Court Opinion

ID: 7363358
Source: CourtListenerOpinion
Date Created: 2022-07-27 23:49:13.705293+00
Date Added: 2024-06-11T16:20:41.746457
License: Public Domain

DOWDELL, J.
The defendant was tried on affidavit and warrant, without the intervention of a jury, by the Lee county court of law and equity. The affidavit was made before, and the warrant issued by, the judge of said court. Demurrer to the affidavit as amended was overruled by the court, and it is here urged that the action of the court in this respect was erroneous. The affidavit was amended, and, as the same appears of record, was unobjectionable. See Watson’s Case, 63 Ala. 19. The defendant was prosecuted under section 5606 of the *124Criminal Codo of 1896. That which is made an offense by this statute is by the statute designated in the caption as “trespass after warning.” This name or designation is applied, whether the act complained of comes under the first or second clause of the statute. By section 4600 of the Code, it is sufficient’in the affidavit to designate the misdemeanor by name.
For several years prior and up to the time that the defendant entered upon the premises, the prosecutrix had actual possession. The fact that the house on the premises was vacant and unoccupied at the time the defendant entered did not justify the defendant’s entry under an alleged claim of purchase from a third party, and it was his duty to quit the premises when so requested by the prosecutrix, and his failure and refusal to do so was a violation of the statute.

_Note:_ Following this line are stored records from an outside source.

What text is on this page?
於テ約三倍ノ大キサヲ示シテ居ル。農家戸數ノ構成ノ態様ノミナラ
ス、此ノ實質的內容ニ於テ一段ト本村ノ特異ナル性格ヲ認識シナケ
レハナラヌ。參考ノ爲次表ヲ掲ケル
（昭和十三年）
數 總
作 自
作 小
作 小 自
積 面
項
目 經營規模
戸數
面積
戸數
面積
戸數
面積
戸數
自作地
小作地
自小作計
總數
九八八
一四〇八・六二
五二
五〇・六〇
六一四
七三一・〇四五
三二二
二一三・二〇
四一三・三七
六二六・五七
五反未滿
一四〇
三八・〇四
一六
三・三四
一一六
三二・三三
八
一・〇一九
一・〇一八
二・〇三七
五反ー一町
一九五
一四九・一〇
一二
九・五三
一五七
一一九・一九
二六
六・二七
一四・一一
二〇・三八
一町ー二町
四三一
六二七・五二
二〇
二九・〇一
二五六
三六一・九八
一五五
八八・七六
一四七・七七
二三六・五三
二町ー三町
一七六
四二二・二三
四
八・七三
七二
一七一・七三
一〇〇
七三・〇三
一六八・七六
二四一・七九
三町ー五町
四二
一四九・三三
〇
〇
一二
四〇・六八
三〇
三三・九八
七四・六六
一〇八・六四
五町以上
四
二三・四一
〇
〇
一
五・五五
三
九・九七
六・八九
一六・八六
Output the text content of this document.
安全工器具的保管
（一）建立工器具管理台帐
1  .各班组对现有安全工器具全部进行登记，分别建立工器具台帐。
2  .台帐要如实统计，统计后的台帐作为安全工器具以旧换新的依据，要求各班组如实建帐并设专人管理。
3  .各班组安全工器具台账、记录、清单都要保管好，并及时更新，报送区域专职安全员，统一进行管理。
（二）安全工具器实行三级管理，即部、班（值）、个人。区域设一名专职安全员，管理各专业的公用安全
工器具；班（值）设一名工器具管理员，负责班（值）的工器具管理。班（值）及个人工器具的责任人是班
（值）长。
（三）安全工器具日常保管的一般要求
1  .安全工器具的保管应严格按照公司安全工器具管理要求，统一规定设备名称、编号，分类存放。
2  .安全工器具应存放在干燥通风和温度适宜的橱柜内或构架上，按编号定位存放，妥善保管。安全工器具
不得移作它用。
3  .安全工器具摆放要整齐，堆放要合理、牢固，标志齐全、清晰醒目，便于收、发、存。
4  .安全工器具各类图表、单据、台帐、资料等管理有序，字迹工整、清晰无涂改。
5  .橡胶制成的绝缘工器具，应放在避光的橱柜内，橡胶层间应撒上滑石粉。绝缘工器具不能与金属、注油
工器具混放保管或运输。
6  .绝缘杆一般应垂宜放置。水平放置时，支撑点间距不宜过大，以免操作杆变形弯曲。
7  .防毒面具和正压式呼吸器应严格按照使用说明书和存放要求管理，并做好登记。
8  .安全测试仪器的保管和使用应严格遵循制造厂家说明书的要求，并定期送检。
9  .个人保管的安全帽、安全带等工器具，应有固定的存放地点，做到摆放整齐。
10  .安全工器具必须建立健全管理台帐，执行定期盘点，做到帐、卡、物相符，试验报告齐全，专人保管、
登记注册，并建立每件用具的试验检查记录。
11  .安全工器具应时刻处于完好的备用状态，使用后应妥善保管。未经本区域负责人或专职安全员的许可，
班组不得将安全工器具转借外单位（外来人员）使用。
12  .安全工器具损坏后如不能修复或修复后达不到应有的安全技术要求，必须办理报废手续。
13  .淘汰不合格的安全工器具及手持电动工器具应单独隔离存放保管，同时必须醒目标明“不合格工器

The court committed no error in refusing to permit the defendant to introduce his alleged claim of title to the land. — Wright v. State, 136 Ala. 139, 34 South. 233. A change was wrought in the statute, when brought forward from the Code of 1886, then section 3874, into the Criminal Code of 1896, as section 5606. By this change the second clause in the statute was introduced, whereby it was made penal, where the party entered on the premises without having been warned not to do so, but failed or refused to1 leave after having been ordered or request-to do so. This change was made in the statute since the cases of McLeod v. McLeod, 73 Ala. 42, Bohannon v. State, 73 Ala. 47; Matthews v. State, 81 Ala. 66,1 South. 43, and Goldsmith v. State, 86 Ala. 55, 5 South. 480, cited by appellant, and doubtless the change was brought about by reason of the decision in these cases.
We find no error in the record, and the judgment appealed from will be affirmed.
Affirmed.
*125Tyson, C. J., and Anderson and McClellan, JJ., concur.